In every such case studied at two Pittsburgh clinics, the wife knew of her husband's drinking problem before marriage. ("Marriage to an alcoholic is no accident," echoed the University of North Carolina's Dr. John A. Ewing. "Some women repeat it two or three times.") Dr. Browne cited one woman of 27 who had been beaten as a child by her father, kicked out of the house at 14 by her mother, married at 20 to a drunk. She could take these buffetings, but when her husband was cured of his addiction, she deliberately provoked arguments to start his drinking again.

Another woman, 30, rarely drank herself, but when her dipsomaniac husband sobered up after periodic weeklong binges, she became so upset that she went on eating jags, gained 10 Ibs. in two weeks. ''I'd rather he drank." said she simply.

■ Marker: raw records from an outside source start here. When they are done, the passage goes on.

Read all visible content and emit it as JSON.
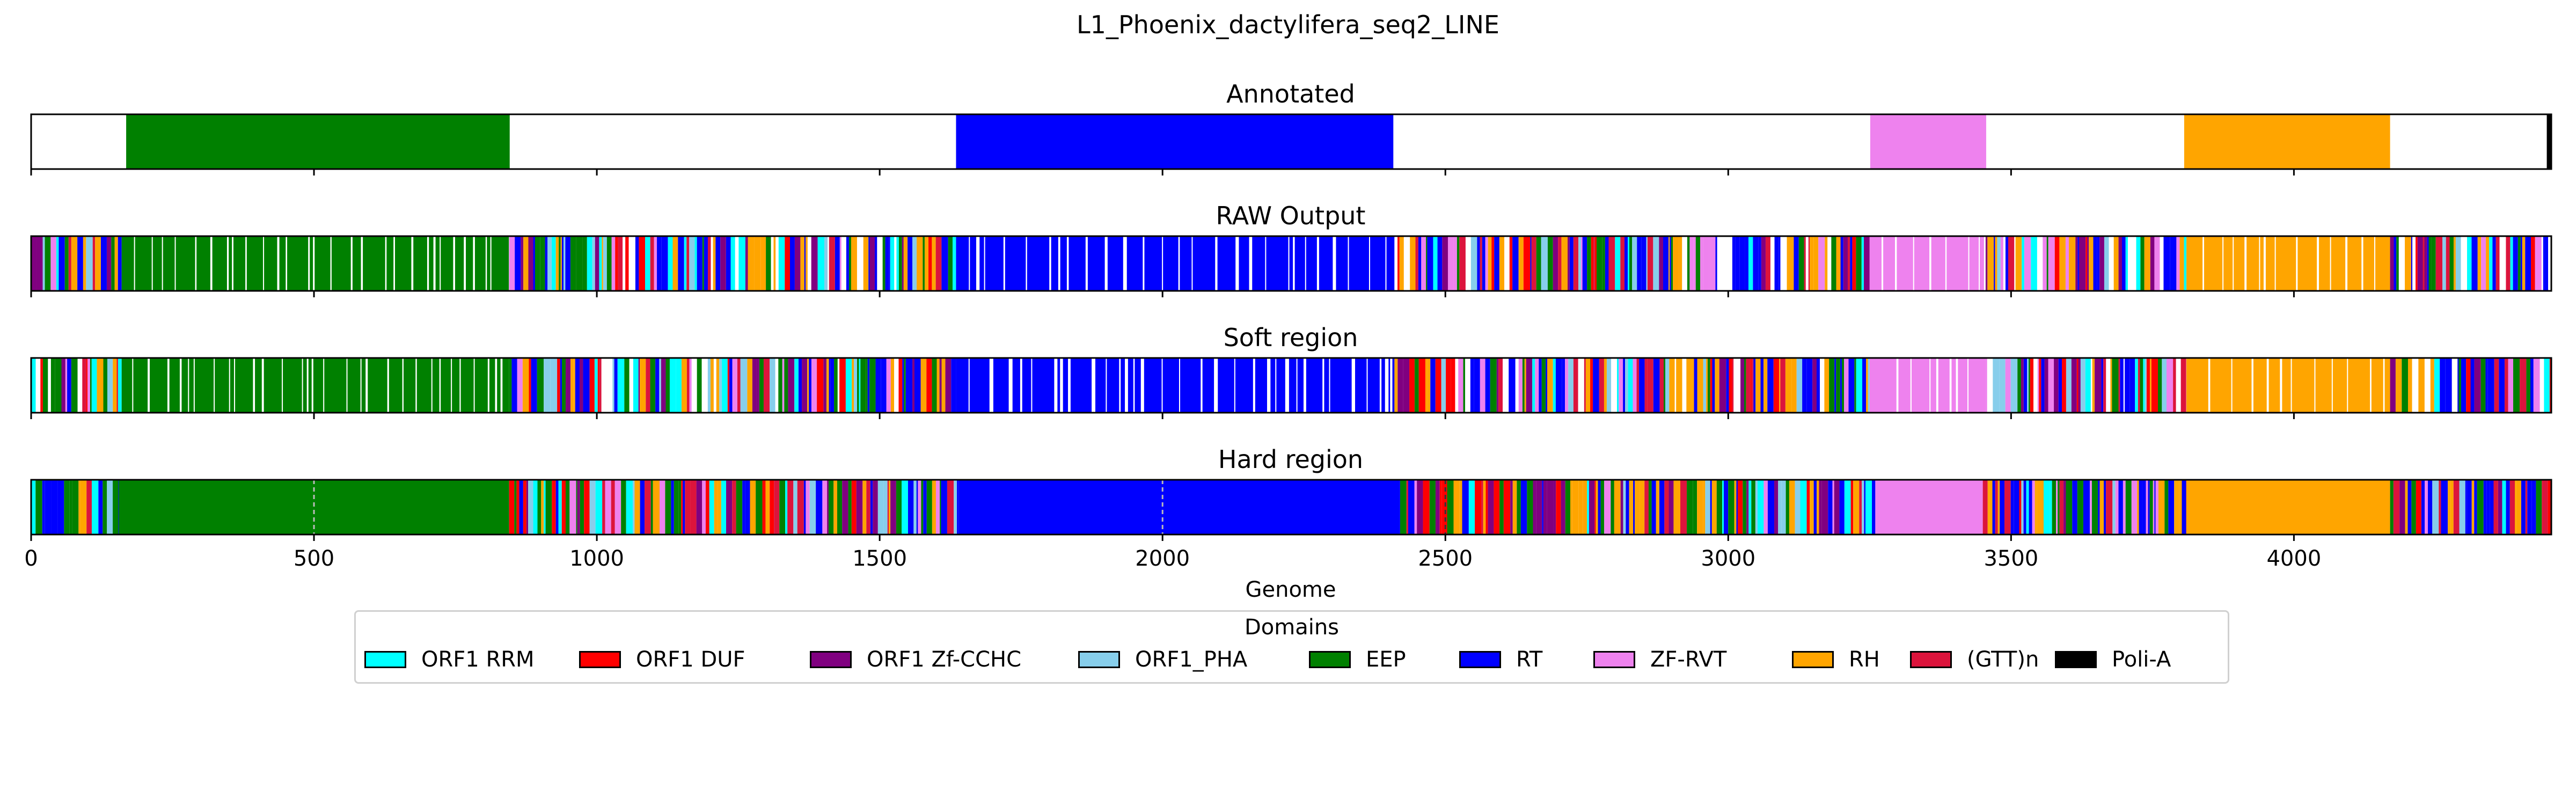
{
  "page_title": "L1_Phoenix_dactylifera_seq2_LINE",
  "chart_data": {
    "type": "heatmap",
    "title": "L1_Phoenix_dactylifera_seq2_LINE",
    "xlabel": "Genome",
    "xlim": [
      0,
      4455
    ],
    "xticks": [
      0,
      500,
      1000,
      1500,
      2000,
      2500,
      3000,
      3500,
      4000
    ],
    "legend": {
      "title": "Domains",
      "placement": "bottom-center",
      "entries": [
        {
          "name": "ORF1 RRM",
          "color": "#00ffff"
        },
        {
          "name": "ORF1 DUF",
          "color": "#ff0000"
        },
        {
          "name": "ORF1 Zf-CCHC",
          "color": "#800080"
        },
        {
          "name": "ORF1_PHA",
          "color": "#87ceeb"
        },
        {
          "name": "EEP",
          "color": "#008000"
        },
        {
          "name": "RT",
          "color": "#0000ff"
        },
        {
          "name": "ZF-RVT",
          "color": "#ee82ee"
        },
        {
          "name": "RH",
          "color": "#ffa500"
        },
        {
          "name": "(GTT)n",
          "color": "#dc143c"
        },
        {
          "name": "Poli-A",
          "color": "#000000"
        }
      ]
    },
    "panels": [
      {
        "title": "Annotated",
        "segments": [
          {
            "domain": "EEP",
            "start": 168,
            "end": 846
          },
          {
            "domain": "RT",
            "start": 1635,
            "end": 2408
          },
          {
            "domain": "ZF-RVT",
            "start": 3251,
            "end": 3456
          },
          {
            "domain": "RH",
            "start": 3806,
            "end": 4170
          },
          {
            "domain": "Poli-A",
            "start": 4447,
            "end": 4455
          }
        ]
      },
      {
        "title": "RAW Output",
        "segments": [
          {
            "domain": "mixed",
            "start": 0,
            "end": 160
          },
          {
            "domain": "EEP",
            "start": 160,
            "end": 845
          },
          {
            "domain": "mixed",
            "start": 845,
            "end": 1635
          },
          {
            "domain": "RT",
            "start": 1635,
            "end": 2410
          },
          {
            "domain": "mixed",
            "start": 2410,
            "end": 3250
          },
          {
            "domain": "ZF-RVT",
            "start": 3250,
            "end": 3455
          },
          {
            "domain": "mixed",
            "start": 3455,
            "end": 3810
          },
          {
            "domain": "RH",
            "start": 3810,
            "end": 4170
          },
          {
            "domain": "mixed",
            "start": 4170,
            "end": 4455
          }
        ]
      },
      {
        "title": "Soft region",
        "segments": [
          {
            "domain": "mixed",
            "start": 0,
            "end": 160
          },
          {
            "domain": "EEP",
            "start": 160,
            "end": 845
          },
          {
            "domain": "mixed",
            "start": 845,
            "end": 1635
          },
          {
            "domain": "RT",
            "start": 1635,
            "end": 2410
          },
          {
            "domain": "mixed",
            "start": 2410,
            "end": 3250
          },
          {
            "domain": "ZF-RVT",
            "start": 3250,
            "end": 3455
          },
          {
            "domain": "mixed",
            "start": 3455,
            "end": 3810
          },
          {
            "domain": "RH",
            "start": 3810,
            "end": 4170
          },
          {
            "domain": "mixed",
            "start": 4170,
            "end": 4455
          }
        ]
      },
      {
        "title": "Hard region",
        "segments": [
          {
            "domain": "mixed",
            "start": 0,
            "end": 155
          },
          {
            "domain": "EEP",
            "start": 155,
            "end": 845
          },
          {
            "domain": "mixed",
            "start": 845,
            "end": 1640
          },
          {
            "domain": "RT",
            "start": 1640,
            "end": 2420
          },
          {
            "domain": "mixed",
            "start": 2420,
            "end": 3260
          },
          {
            "domain": "ZF-RVT",
            "start": 3260,
            "end": 3450
          },
          {
            "domain": "mixed",
            "start": 3450,
            "end": 3810
          },
          {
            "domain": "RH",
            "start": 3810,
            "end": 4170
          },
          {
            "domain": "mixed",
            "start": 4170,
            "end": 4455
          }
        ],
        "dashed_lines": [
          500,
          2000,
          2500
        ]
      }
    ]
  }
}
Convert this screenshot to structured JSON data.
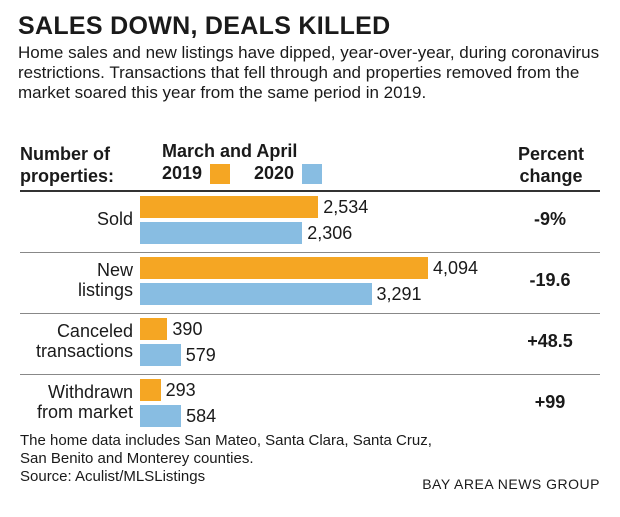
{
  "title": "SALES DOWN, DEALS KILLED",
  "subtitle": "Home sales and new listings have dipped, year-over-year, during coronavirus restrictions. Transactions that fell through and properties removed from the market soared this year from the same period in 2019.",
  "header": {
    "left_line1": "Number of",
    "left_line2": "properties:",
    "period": "March and April",
    "right_line1": "Percent",
    "right_line2": "change"
  },
  "colors": {
    "y2019": "#f5a623",
    "y2020": "#88bde2"
  },
  "chart_data": {
    "type": "bar",
    "orientation": "horizontal",
    "categories": [
      "Sold",
      "New listings",
      "Canceled transactions",
      "Withdrawn from market"
    ],
    "category_lines": [
      [
        "Sold"
      ],
      [
        "New",
        "listings"
      ],
      [
        "Canceled",
        "transactions"
      ],
      [
        "Withdrawn",
        "from market"
      ]
    ],
    "series": [
      {
        "name": "2019",
        "values": [
          2534,
          4094,
          390,
          293
        ],
        "labels": [
          "2,534",
          "4,094",
          "390",
          "293"
        ]
      },
      {
        "name": "2020",
        "values": [
          2306,
          3291,
          579,
          584
        ],
        "labels": [
          "2,306",
          "3,291",
          "579",
          "584"
        ]
      }
    ],
    "percent_change": [
      "-9%",
      "-19.6",
      "+48.5",
      "+99"
    ],
    "xlim": [
      0,
      4094
    ],
    "legend_placement": "top"
  },
  "footnote_line1": "The home data includes San Mateo, Santa Clara, Santa Cruz,",
  "footnote_line2": "San Benito and Monterey counties.",
  "source": "Source: Aculist/MLSListings",
  "credit": "BAY AREA NEWS GROUP"
}
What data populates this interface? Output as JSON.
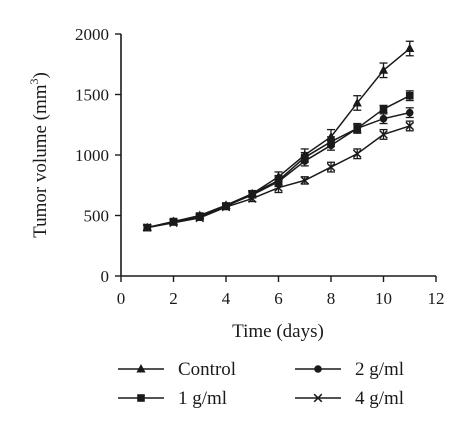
{
  "chart_data": {
    "type": "line",
    "xlabel": "Time (days)",
    "ylabel": {
      "prefix": "Tumor volume (mm",
      "sup": "3",
      "suffix": ")"
    },
    "xlim": [
      0,
      12
    ],
    "ylim": [
      0,
      2000
    ],
    "xticks": [
      0,
      2,
      4,
      6,
      8,
      10,
      12
    ],
    "yticks": [
      0,
      500,
      1000,
      1500,
      2000
    ],
    "grid": false,
    "legend_position": "bottom",
    "x": [
      1,
      2,
      3,
      4,
      5,
      6,
      7,
      8,
      9,
      10,
      11
    ],
    "series": [
      {
        "name": "Control",
        "marker": "triangle",
        "values": [
          400,
          450,
          500,
          585,
          680,
          820,
          1000,
          1150,
          1430,
          1700,
          1880
        ],
        "errors": [
          20,
          20,
          20,
          20,
          25,
          40,
          50,
          60,
          60,
          60,
          60
        ]
      },
      {
        "name": "2 g/ml",
        "marker": "circle",
        "values": [
          400,
          450,
          490,
          580,
          670,
          780,
          950,
          1080,
          1220,
          1300,
          1350
        ],
        "errors": [
          20,
          20,
          20,
          20,
          25,
          40,
          40,
          40,
          40,
          40,
          40
        ]
      },
      {
        "name": "1 g/ml",
        "marker": "square",
        "values": [
          400,
          450,
          495,
          575,
          680,
          790,
          980,
          1110,
          1220,
          1380,
          1490
        ],
        "errors": [
          20,
          20,
          20,
          20,
          25,
          40,
          40,
          40,
          30,
          30,
          40
        ]
      },
      {
        "name": "4 g/ml",
        "marker": "x",
        "values": [
          400,
          440,
          480,
          570,
          640,
          730,
          790,
          900,
          1010,
          1170,
          1240
        ],
        "errors": [
          20,
          20,
          20,
          20,
          25,
          40,
          30,
          40,
          40,
          40,
          40
        ]
      }
    ]
  }
}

In a third case, both man and wife were recurrent alcoholics, but always out of step: when he drank, she swore off; when he gave it up, she tippled--each partner getting a vicarious satisfaction and feeling of superiority from the other's drinking to the point of incapacity. "Alcoholism tends to preserve such marriages," said Dr. Browne. His prescription : psychiatric treatment for both partners.

Dr. Ewing agreed. Simultaneous treatment of husbands and wives at Chapel Hill has brought better results than tackling the husbands alone. But nearly all the wives have shown resistance because of unconscious motives; some have become so ill as to need hospitalization. and others have openly sabotaged the doctors' efforts to dry out their husbands.